The first paragraph of the piece is truly heartbreaking, with Fleri detailing how residents of Lampedusa have told him that they’re “used to getting phone calls from people across the sea. Mothers, fathers, siblings and friends call searching for someone who left to try to reach Europe but has not been heard from since. Was a son among the rescued? Did a daughter’s name appear on a list? Does any trace remain? The answer is often no.”

Spain’s Prime Minister Cites Moral Imperative of Providing Pathway for Migrants to Regularize Status

In a recent New York Times opinion piece, Spain’s Prime Minister Pedro Sanchez details why his government is bucking the global backlash against immigrants and instead embracing “a fast and simple path to regularize their immigration status.”

In January, his government “issued a decree that makes up to half a million undocumented migrants living in Spain eligible for temporary residence permits, with certain conditions, which they will be able to renew after a year,” notes Sanchez.

Sanchez notes there are two reasons for this strategy.
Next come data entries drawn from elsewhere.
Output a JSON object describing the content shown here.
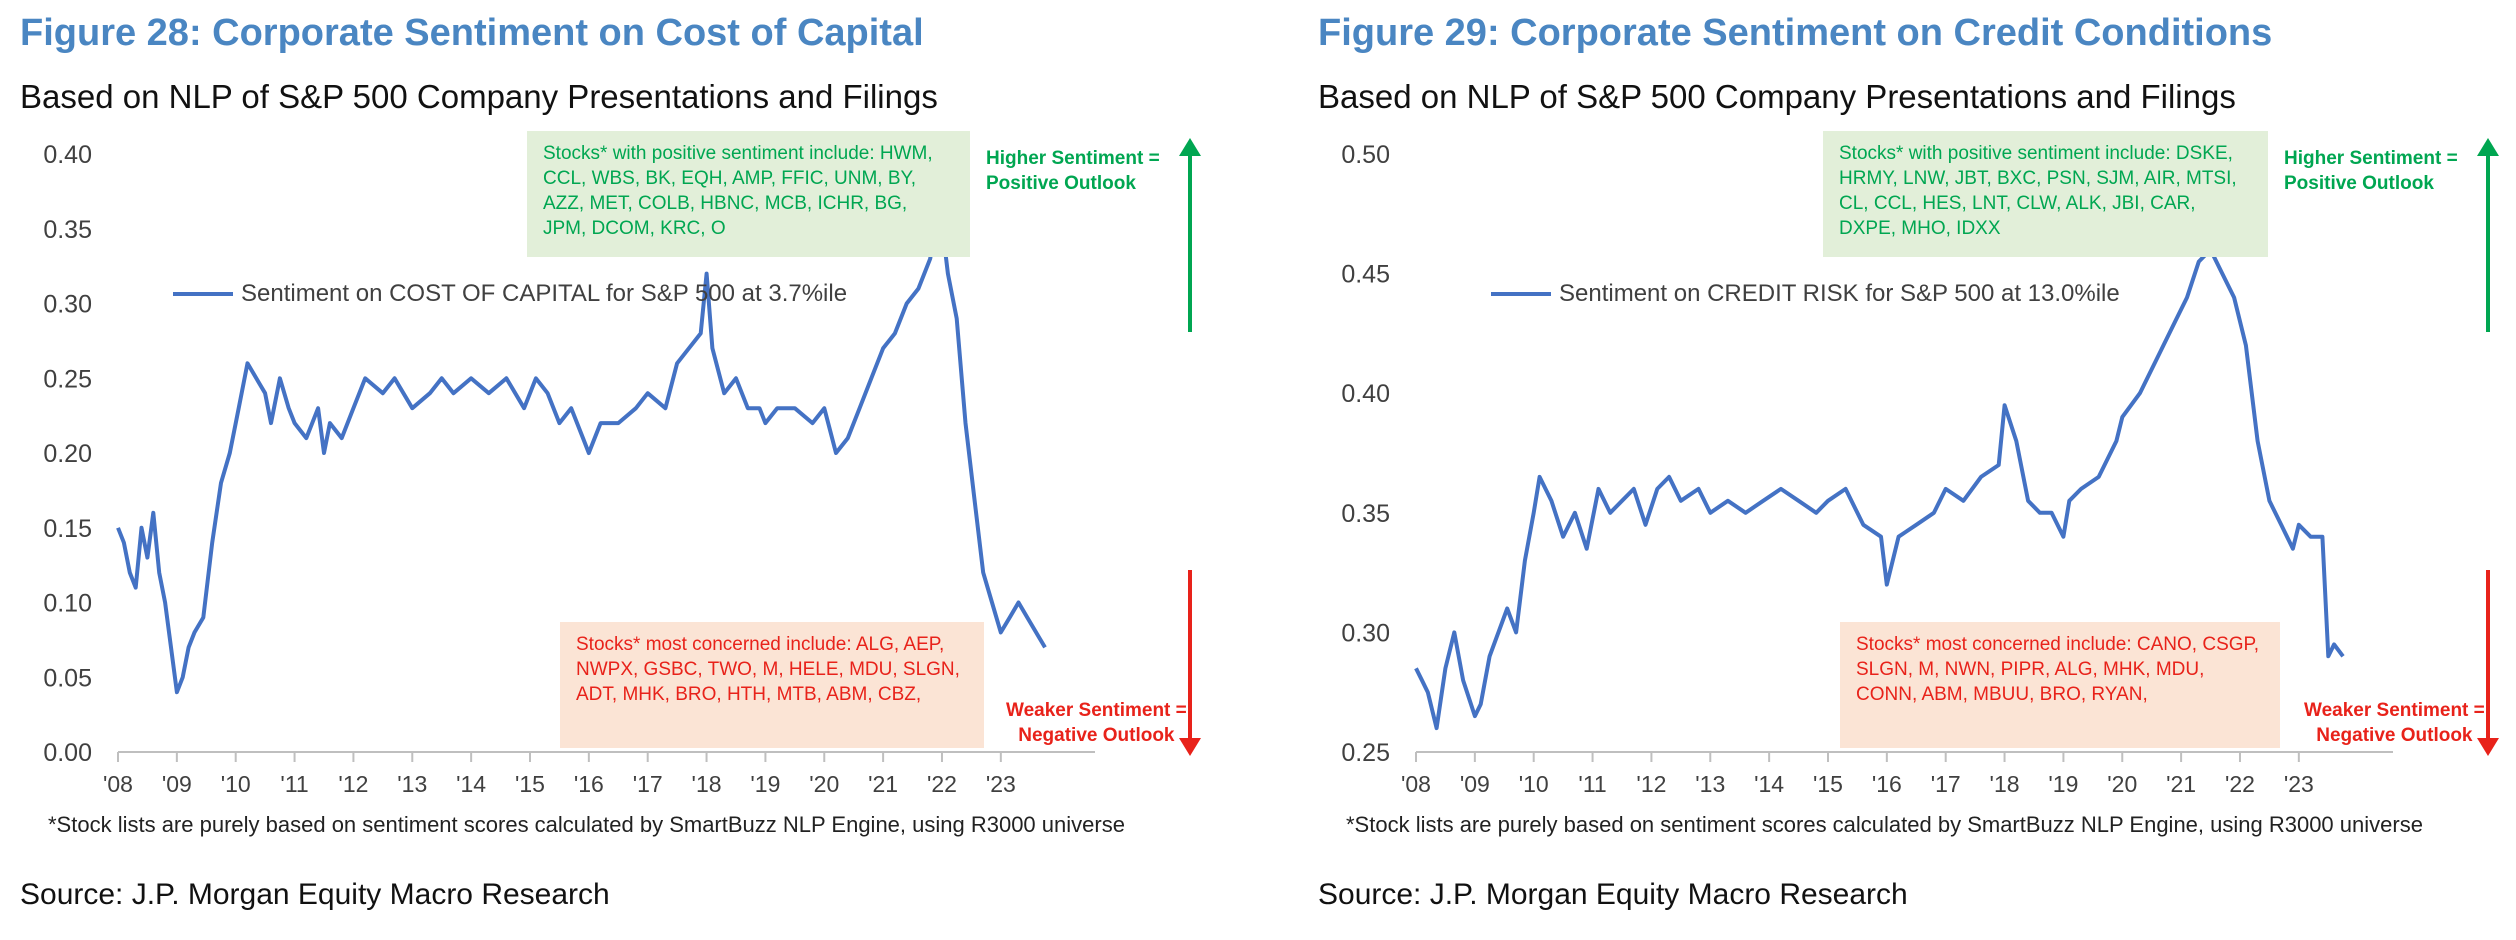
{
  "charts": [
    {
      "title": "Figure 28: Corporate Sentiment on Cost of Capital",
      "subtitle": "Based on NLP of S&P 500 Company Presentations and Filings",
      "positive_box": "Stocks* with positive sentiment include: HWM, CCL, WBS, BK, EQH, AMP, FFIC, UNM, BY, AZZ, MET, COLB, HBNC, MCB, ICHR, BG, JPM, DCOM, KRC, O",
      "negative_box": "Stocks* most concerned include: ALG, AEP, NWPX, GSBC, TWO, M, HELE, MDU, SLGN, ADT, MHK, BRO, HTH, MTB, ABM, CBZ,",
      "higher_label_1": "Higher Sentiment =",
      "higher_label_2": "Positive Outlook",
      "weaker_label_1": "Weaker Sentiment =",
      "weaker_label_2": "Negative Outlook",
      "footnote": "*Stock lists are purely based on sentiment scores calculated by SmartBuzz NLP Engine, using R3000 universe",
      "source": "Source: J.P. Morgan Equity Macro Research"
    },
    {
      "title": "Figure 29: Corporate Sentiment on Credit Conditions",
      "subtitle": "Based on NLP of S&P 500 Company Presentations and Filings",
      "positive_box": "Stocks* with positive sentiment include: DSKE, HRMY, LNW, JBT, BXC, PSN, SJM, AIR, MTSI, CL, CCL, HES, LNT, CLW, ALK, JBI, CAR, DXPE, MHO, IDXX",
      "negative_box": "Stocks* most concerned include: CANO, CSGP, SLGN, M, NWN, PIPR, ALG, MHK, MDU, CONN, ABM, MBUU, BRO, RYAN,",
      "higher_label_1": "Higher Sentiment =",
      "higher_label_2": "Positive Outlook",
      "weaker_label_1": "Weaker Sentiment =",
      "weaker_label_2": "Negative Outlook",
      "footnote": "*Stock lists are purely based on sentiment scores calculated by SmartBuzz NLP Engine, using R3000 universe",
      "source": "Source: J.P. Morgan Equity Macro Research"
    }
  ],
  "chart_data": [
    {
      "type": "line",
      "title": "Figure 28: Corporate Sentiment on Cost of Capital",
      "xlabel": "",
      "ylabel": "",
      "xlim": [
        2008,
        2024.6
      ],
      "ylim": [
        0,
        0.4
      ],
      "yticks": [
        0.0,
        0.05,
        0.1,
        0.15,
        0.2,
        0.25,
        0.3,
        0.35,
        0.4
      ],
      "ytick_labels": [
        "0.00",
        "0.05",
        "0.10",
        "0.15",
        "0.20",
        "0.25",
        "0.30",
        "0.35",
        "0.40"
      ],
      "xticks": [
        2008,
        2009,
        2010,
        2011,
        2012,
        2013,
        2014,
        2015,
        2016,
        2017,
        2018,
        2019,
        2020,
        2021,
        2022,
        2023
      ],
      "xtick_labels": [
        "'08",
        "'09",
        "'10",
        "'11",
        "'12",
        "'13",
        "'14",
        "'15",
        "'16",
        "'17",
        "'18",
        "'19",
        "'20",
        "'21",
        "'22",
        "'23"
      ],
      "legend_position": "upper-left",
      "grid": false,
      "color": "#4472c4",
      "series": [
        {
          "name": "Sentiment on COST OF CAPITAL for S&P 500 at 3.7%ile",
          "x": [
            2008.0,
            2008.1,
            2008.2,
            2008.3,
            2008.4,
            2008.5,
            2008.6,
            2008.7,
            2008.8,
            2008.9,
            2009.0,
            2009.1,
            2009.2,
            2009.3,
            2009.45,
            2009.6,
            2009.75,
            2009.9,
            2010.05,
            2010.2,
            2010.35,
            2010.5,
            2010.6,
            2010.75,
            2010.9,
            2011.0,
            2011.2,
            2011.4,
            2011.5,
            2011.6,
            2011.8,
            2012.0,
            2012.2,
            2012.5,
            2012.7,
            2013.0,
            2013.3,
            2013.5,
            2013.7,
            2014.0,
            2014.3,
            2014.6,
            2014.9,
            2015.1,
            2015.3,
            2015.5,
            2015.7,
            2015.9,
            2016.0,
            2016.2,
            2016.5,
            2016.8,
            2017.0,
            2017.3,
            2017.5,
            2017.7,
            2017.9,
            2018.0,
            2018.1,
            2018.3,
            2018.5,
            2018.7,
            2018.9,
            2019.0,
            2019.2,
            2019.5,
            2019.8,
            2020.0,
            2020.2,
            2020.4,
            2020.6,
            2020.8,
            2021.0,
            2021.2,
            2021.4,
            2021.6,
            2021.8,
            2021.95,
            2022.1,
            2022.25,
            2022.4,
            2022.55,
            2022.7,
            2022.85,
            2023.0,
            2023.15,
            2023.3,
            2023.45,
            2023.6,
            2023.75
          ],
          "y": [
            0.15,
            0.14,
            0.12,
            0.11,
            0.15,
            0.13,
            0.16,
            0.12,
            0.1,
            0.07,
            0.04,
            0.05,
            0.07,
            0.08,
            0.09,
            0.14,
            0.18,
            0.2,
            0.23,
            0.26,
            0.25,
            0.24,
            0.22,
            0.25,
            0.23,
            0.22,
            0.21,
            0.23,
            0.2,
            0.22,
            0.21,
            0.23,
            0.25,
            0.24,
            0.25,
            0.23,
            0.24,
            0.25,
            0.24,
            0.25,
            0.24,
            0.25,
            0.23,
            0.25,
            0.24,
            0.22,
            0.23,
            0.21,
            0.2,
            0.22,
            0.22,
            0.23,
            0.24,
            0.23,
            0.26,
            0.27,
            0.28,
            0.32,
            0.27,
            0.24,
            0.25,
            0.23,
            0.23,
            0.22,
            0.23,
            0.23,
            0.22,
            0.23,
            0.2,
            0.21,
            0.23,
            0.25,
            0.27,
            0.28,
            0.3,
            0.31,
            0.33,
            0.37,
            0.32,
            0.29,
            0.22,
            0.17,
            0.12,
            0.1,
            0.08,
            0.09,
            0.1,
            0.09,
            0.08,
            0.07
          ]
        }
      ]
    },
    {
      "type": "line",
      "title": "Figure 29: Corporate Sentiment on Credit Conditions",
      "xlabel": "",
      "ylabel": "",
      "xlim": [
        2008,
        2024.6
      ],
      "ylim": [
        0.25,
        0.5
      ],
      "yticks": [
        0.25,
        0.3,
        0.35,
        0.4,
        0.45,
        0.5
      ],
      "ytick_labels": [
        "0.25",
        "0.30",
        "0.35",
        "0.40",
        "0.45",
        "0.50"
      ],
      "xticks": [
        2008,
        2009,
        2010,
        2011,
        2012,
        2013,
        2014,
        2015,
        2016,
        2017,
        2018,
        2019,
        2020,
        2021,
        2022,
        2023
      ],
      "xtick_labels": [
        "'08",
        "'09",
        "'10",
        "'11",
        "'12",
        "'13",
        "'14",
        "'15",
        "'16",
        "'17",
        "'18",
        "'19",
        "'20",
        "'21",
        "'22",
        "'23"
      ],
      "legend_position": "upper-left",
      "grid": false,
      "color": "#4472c4",
      "series": [
        {
          "name": "Sentiment on CREDIT RISK for S&P 500 at 13.0%ile",
          "x": [
            2008.0,
            2008.1,
            2008.2,
            2008.35,
            2008.5,
            2008.65,
            2008.8,
            2009.0,
            2009.1,
            2009.25,
            2009.4,
            2009.55,
            2009.7,
            2009.85,
            2010.0,
            2010.1,
            2010.3,
            2010.5,
            2010.7,
            2010.9,
            2011.1,
            2011.3,
            2011.5,
            2011.7,
            2011.9,
            2012.1,
            2012.3,
            2012.5,
            2012.8,
            2013.0,
            2013.3,
            2013.6,
            2013.9,
            2014.2,
            2014.5,
            2014.8,
            2015.0,
            2015.3,
            2015.6,
            2015.9,
            2016.0,
            2016.2,
            2016.5,
            2016.8,
            2017.0,
            2017.3,
            2017.6,
            2017.9,
            2018.0,
            2018.2,
            2018.4,
            2018.6,
            2018.8,
            2019.0,
            2019.1,
            2019.3,
            2019.6,
            2019.9,
            2020.0,
            2020.3,
            2020.6,
            2020.9,
            2021.1,
            2021.3,
            2021.5,
            2021.7,
            2021.9,
            2022.1,
            2022.3,
            2022.5,
            2022.7,
            2022.9,
            2023.0,
            2023.2,
            2023.4,
            2023.5,
            2023.6,
            2023.75
          ],
          "y": [
            0.285,
            0.28,
            0.275,
            0.26,
            0.285,
            0.3,
            0.28,
            0.265,
            0.27,
            0.29,
            0.3,
            0.31,
            0.3,
            0.33,
            0.35,
            0.365,
            0.355,
            0.34,
            0.35,
            0.335,
            0.36,
            0.35,
            0.355,
            0.36,
            0.345,
            0.36,
            0.365,
            0.355,
            0.36,
            0.35,
            0.355,
            0.35,
            0.355,
            0.36,
            0.355,
            0.35,
            0.355,
            0.36,
            0.345,
            0.34,
            0.32,
            0.34,
            0.345,
            0.35,
            0.36,
            0.355,
            0.365,
            0.37,
            0.395,
            0.38,
            0.355,
            0.35,
            0.35,
            0.34,
            0.355,
            0.36,
            0.365,
            0.38,
            0.39,
            0.4,
            0.415,
            0.43,
            0.44,
            0.455,
            0.46,
            0.45,
            0.44,
            0.42,
            0.38,
            0.355,
            0.345,
            0.335,
            0.345,
            0.34,
            0.34,
            0.29,
            0.295,
            0.29
          ]
        }
      ]
    }
  ]
}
The first “and most important is a moral one,” he said. “It is our duty to become the welcoming and tolerant society that our own relatives would have hoped to find on the other side of our borders.”

The second reason is purely pragmatic, Sanchez said. “The West needs people. Currently, few of its countries have a rising population growth rate. Unless they embrace migration, they will experience a sharp demographic decline that will prevent them from keeping their economies and public services afloat. Their gross domestic products will stagnate. Their public health care and pension systems will suffer. Neither A.I. nor robots will be able to prevent this outcome, at least not in the short or medium term. The only option to avoid decline is to integrate migrants in the most orderly and effective way possible.”